Public attitudes toward immigration, as on many issues, can vary depending on the wording of poll questions. Depending on how the options are phrased, some surveys (such as a USA Today/Gallup Poll in January) find the country very closely divided, or even slightly opposed to creating a means for illegal immigrants to obtain legal status and ultimately citizenship.

But in most surveys, a solid majority of Americans routinely supports establishing such a pathway to citizenship. What’s more, the results have been remarkably stable over the years.

In March, for instance, the Pew Research Center for the People and the Press found that 72 percent of Americans said they would support “providing a way for illegal immigrants currently in the country to gain legal citizenship if they pass background checks, pay fines, and have jobs.” On the four other occasions Pew has asked that question, dating back to 2007, at least 58 percent of Americans have echoed that sentiment.

Likewise, in CBS/New York Times polls dating back to 2006, consistently only about one-third of Americans have said that illegal immigrants should be deported, while about three-fifths or more have said they should be allowed to obtain legal status and remain in the country if they meet certain conditions. Surveys by the Los Angeles Times and the ABC/Washington Post dating back to the 2006 immigration debate have usually produced similar results as well.

In the latest Pew survey, nearly four-fifths of Democrats and almost three-fourths of independents supported a pathway to legalization—as did more than three-fifths of both Republicans and self-indentified conservatives.

Given the breadth—and persistence—of those findings, why do many politicians consider legalization a political third rail?

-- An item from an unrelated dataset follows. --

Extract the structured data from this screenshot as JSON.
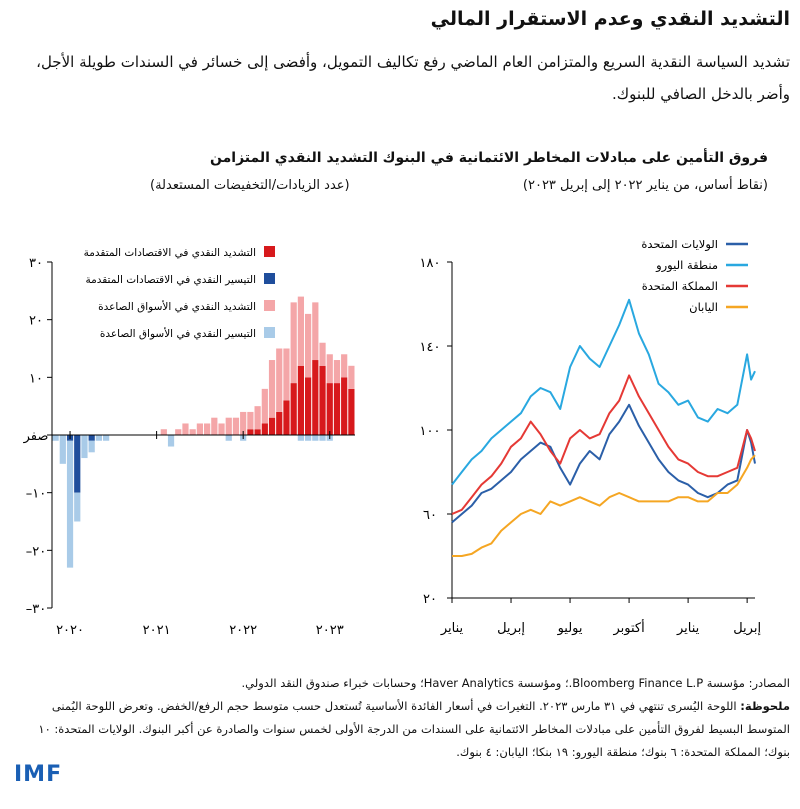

Intensity trumps the majority?

Ayres says “the answer is intensity. The people who are opposed to some of these initiatives are loud and vigorous and intense, and not shy about sharing their feelings. The people who in favor of some sort of path to earned citizenship are passive, almost in a shoulder-shrug category. The only people legislators hear from are those that are intensely opposed.” That dynamic, Ayres notes, makes it especially difficult for Republican officeholders to defend legalization in a GOP primary.

Democratic pollster Molyneux agrees that among whites, opponents of legalization are much more focused on the issue than supporters. That’s less true now among the population overall, he says, because the issue has increased in salience for the rapidly growing Hispanic population. But the intensity gap among whites, he agrees, discourages support for legalization not only among Republicans but also among Democratic Senate and House members representing constituencies with few Hispanics.

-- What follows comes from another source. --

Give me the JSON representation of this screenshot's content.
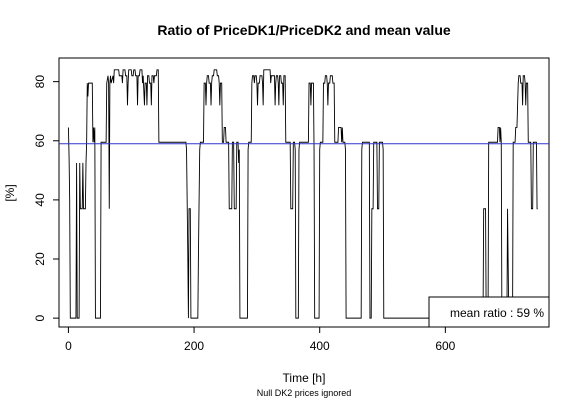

The larger problem, Molyneux believes, is that the support in surveys for legalization masks a deeper ambivalence among most Americans. “People are genuinely conflicted,” he says. “They think people who came here illegally did something wrong and they don’t want to reward that behavior. Then the pragmatic part of their brain says we are not going to, and probably should not deport [all] illegal immigrants.”

Those attitudes create an environment, he says, in which politicians who support legalization worry that counter-arguments, such as the claim that it amounts to amnesty for law-breakers, will undermine the initial public support.

Obama’s speech Tuesday was mostly aimed at reconfiguring the debate from a different direction. As Ayres notes, even many Americans sympathetic to legalization are reluctant to consider it so long as they believe illegal immigrants can still easily cross the Mexican border. Obama began an effort Tuesday to ease those concerns by insisting, “we have strengthened border security beyond what many believed possible.”

“The argument the president is making is important,” Ayres says. “He’s got to persuade at least half the people that we have control of our borders or else nothing is going to happen on any of these other fronts.”